1. ## Probability

A TV sports commentator claims that 45 percent of all football injuries are knee injuries, assuming that this claim is true what is the probability that in a game with 5 reported injuries:
a) all are knee injuries?
b) none are knee injuries?
c) at least 3 are knee injuries?
d) no more than 2 are knee injuries?

I am looking for some direction, confused as to where to begin, looking for any kind of help, it'd be much appreciated.

2. Originally Posted by cvaughn13
A TV sports commentator claims that 45 percent of all football injuries are knee injuries, assuming that this claim is true what is the probability that in a game with 5 reported injuries:
a) all are knee injuries?
b) none are knee injuries?
c) at least 3 are knee injuries?
d) no more than 2 are knee injuries?

I am looking for some direction, confused as to where to begin, looking for any kind of help, it'd be much appreciated.
a) P("all are knee injuries") = 0.45*0.45*0.45*0.45*0.45 = 0.45^5

b) P("none are knee injuries") = (1-0.45)^5 = 0.55^5,

because you know P("knee injury") = 0.45
then P("no knee injury") = 1-0.45 = 0.55

c) P("at least 3 knee injuries") = $\begin{pmatrix} 5 \\ 3\end{pmatrix}*0.45^3*0.55^2 + \begin{pmatrix} 5 \\ 4\end{pmatrix}*0.45^4*0.55^1+0.45^5$

I consider "A and B and C has a knee injury, but D and E don't and D and E and A has a knee injury, but player B,C don't" as two different cases. Thats where the 5 over 3 comes from.

3. Sorry, found some errors, see next post.
This is binomial with n=5 and p=P(knee injury)=.45
(d) is P(0 or 1 knee injury)=P(X=0)+P(X=1)

4. There's a typo in (c) that I just noticed. I'm changing the 4 to a 1 here, above the q.

AND (b) is partially right/wrong.

The answer is $.55^5$ which is not equal to $1-0.45^5$

Maybe you meant $(1-0.45)^5$, which is okay, but that's not how I would interprete your math.

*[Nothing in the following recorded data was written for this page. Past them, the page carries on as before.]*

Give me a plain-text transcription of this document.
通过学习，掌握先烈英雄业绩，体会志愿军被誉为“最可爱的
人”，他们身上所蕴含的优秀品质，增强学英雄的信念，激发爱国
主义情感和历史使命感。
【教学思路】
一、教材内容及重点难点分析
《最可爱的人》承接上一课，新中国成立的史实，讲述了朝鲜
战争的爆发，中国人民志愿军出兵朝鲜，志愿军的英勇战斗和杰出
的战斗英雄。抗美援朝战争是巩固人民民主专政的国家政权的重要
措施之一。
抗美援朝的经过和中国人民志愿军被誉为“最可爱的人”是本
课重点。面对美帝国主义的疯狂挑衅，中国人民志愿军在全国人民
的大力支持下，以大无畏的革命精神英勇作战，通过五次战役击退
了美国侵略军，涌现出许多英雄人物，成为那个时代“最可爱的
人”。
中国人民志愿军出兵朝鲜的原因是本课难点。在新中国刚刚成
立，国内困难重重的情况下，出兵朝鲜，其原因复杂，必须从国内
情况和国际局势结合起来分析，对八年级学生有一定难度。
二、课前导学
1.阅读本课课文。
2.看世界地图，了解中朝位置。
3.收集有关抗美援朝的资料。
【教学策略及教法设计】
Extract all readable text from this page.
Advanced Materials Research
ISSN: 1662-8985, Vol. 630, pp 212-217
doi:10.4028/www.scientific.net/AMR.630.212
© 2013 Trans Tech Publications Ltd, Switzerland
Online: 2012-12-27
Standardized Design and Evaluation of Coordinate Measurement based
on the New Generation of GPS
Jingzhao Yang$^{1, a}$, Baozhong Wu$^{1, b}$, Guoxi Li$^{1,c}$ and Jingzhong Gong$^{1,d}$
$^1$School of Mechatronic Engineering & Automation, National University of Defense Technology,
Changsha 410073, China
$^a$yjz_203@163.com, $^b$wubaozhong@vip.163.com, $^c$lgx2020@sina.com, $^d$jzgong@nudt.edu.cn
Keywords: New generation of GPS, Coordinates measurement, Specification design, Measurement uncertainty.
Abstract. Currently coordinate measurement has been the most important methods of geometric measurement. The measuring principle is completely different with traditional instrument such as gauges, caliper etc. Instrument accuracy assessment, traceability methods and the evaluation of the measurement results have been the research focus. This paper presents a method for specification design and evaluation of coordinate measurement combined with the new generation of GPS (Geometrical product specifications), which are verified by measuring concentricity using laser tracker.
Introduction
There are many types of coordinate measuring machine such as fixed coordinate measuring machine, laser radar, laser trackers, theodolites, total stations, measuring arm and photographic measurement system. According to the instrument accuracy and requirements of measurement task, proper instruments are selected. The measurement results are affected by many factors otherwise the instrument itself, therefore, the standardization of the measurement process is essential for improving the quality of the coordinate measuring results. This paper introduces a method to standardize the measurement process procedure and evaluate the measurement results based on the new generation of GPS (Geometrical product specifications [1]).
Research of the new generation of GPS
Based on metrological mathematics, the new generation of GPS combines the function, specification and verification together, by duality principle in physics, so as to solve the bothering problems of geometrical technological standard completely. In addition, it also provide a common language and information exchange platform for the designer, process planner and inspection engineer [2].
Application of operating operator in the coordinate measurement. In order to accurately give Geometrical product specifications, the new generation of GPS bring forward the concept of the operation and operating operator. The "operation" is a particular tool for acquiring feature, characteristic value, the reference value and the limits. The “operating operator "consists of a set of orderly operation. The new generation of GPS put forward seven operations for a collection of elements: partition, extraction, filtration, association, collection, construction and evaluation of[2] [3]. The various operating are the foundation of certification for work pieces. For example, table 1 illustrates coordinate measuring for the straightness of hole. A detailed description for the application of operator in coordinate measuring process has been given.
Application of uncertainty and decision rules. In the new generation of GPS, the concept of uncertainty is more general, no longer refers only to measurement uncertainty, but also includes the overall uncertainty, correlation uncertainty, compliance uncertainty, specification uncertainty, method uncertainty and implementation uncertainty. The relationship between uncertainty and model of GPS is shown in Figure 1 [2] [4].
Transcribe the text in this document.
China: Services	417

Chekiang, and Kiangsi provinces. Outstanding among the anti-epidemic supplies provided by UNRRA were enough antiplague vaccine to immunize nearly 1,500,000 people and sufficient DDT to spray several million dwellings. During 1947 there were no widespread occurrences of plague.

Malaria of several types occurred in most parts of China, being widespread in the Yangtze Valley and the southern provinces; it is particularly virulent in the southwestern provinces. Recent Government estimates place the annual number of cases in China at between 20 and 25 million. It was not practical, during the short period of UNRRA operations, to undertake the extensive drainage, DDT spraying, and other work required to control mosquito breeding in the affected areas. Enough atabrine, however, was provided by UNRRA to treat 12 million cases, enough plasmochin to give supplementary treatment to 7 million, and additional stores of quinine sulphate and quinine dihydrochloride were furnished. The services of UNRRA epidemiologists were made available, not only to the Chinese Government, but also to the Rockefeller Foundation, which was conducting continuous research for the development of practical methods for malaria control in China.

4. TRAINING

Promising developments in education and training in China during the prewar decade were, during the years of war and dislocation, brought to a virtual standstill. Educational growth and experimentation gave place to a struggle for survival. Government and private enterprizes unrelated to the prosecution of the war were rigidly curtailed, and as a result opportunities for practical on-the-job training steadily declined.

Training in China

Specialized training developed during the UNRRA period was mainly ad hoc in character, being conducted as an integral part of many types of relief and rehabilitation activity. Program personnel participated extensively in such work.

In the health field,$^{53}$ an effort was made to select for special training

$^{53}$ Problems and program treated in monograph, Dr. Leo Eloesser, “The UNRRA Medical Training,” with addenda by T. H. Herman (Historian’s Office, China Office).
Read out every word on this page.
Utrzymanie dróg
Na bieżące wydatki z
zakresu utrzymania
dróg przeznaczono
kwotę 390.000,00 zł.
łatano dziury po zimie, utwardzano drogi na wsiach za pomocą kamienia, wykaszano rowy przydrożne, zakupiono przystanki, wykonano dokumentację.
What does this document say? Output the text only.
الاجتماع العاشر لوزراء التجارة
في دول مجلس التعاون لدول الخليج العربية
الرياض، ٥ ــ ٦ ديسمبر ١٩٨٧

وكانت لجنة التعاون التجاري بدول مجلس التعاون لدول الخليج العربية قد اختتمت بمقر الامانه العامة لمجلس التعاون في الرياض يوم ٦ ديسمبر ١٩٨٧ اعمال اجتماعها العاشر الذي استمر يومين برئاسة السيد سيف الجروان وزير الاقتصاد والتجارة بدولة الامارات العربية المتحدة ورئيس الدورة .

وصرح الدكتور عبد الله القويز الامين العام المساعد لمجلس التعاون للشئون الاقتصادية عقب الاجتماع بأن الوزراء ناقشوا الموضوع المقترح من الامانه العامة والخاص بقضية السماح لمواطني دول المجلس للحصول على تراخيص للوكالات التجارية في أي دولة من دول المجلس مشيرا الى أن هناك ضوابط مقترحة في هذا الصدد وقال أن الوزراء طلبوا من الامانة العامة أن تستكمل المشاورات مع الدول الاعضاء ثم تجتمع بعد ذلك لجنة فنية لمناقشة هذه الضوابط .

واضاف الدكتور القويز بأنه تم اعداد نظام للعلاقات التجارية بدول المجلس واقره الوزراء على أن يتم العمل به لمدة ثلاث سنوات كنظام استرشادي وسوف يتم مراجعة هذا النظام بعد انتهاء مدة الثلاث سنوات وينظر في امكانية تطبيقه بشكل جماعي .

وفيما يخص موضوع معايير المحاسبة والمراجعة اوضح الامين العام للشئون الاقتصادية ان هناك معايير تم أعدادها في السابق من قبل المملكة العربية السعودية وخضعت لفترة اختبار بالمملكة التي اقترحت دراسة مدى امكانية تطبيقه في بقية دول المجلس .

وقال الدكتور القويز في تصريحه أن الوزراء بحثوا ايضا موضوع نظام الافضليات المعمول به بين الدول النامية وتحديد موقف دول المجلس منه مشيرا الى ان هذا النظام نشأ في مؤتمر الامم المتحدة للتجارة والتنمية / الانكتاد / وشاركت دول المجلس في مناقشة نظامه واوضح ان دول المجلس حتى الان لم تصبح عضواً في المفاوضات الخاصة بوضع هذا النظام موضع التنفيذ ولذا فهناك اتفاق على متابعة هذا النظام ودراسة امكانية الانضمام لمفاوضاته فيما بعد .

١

Originally Posted by Rapha
a) P("all are knee injuries") = 0.45*0.45*0.45*0.45*0.45 = 0.45^5

b) P("none are knee injuries") = 1-0.45^5 = 0.55^5,

because you know P("knee injury") = 0.45
then P("no knee injury") = 1-0.45 = 0.55

c) P("at least 3 knee injuries") = $\begin{pmatrix} 5 \\ 3\end{pmatrix}*0.45^3*0.55^2 + \begin{pmatrix} 5 \\ 4\end{pmatrix}*0.45^4*0.55^1+0.45^5$

I consider "A and B and C has a knee injury, but D and E don't and D and E and A has a knee injury, but player B,C don't" as two different cases. Thats where the 5 over 3 comes from.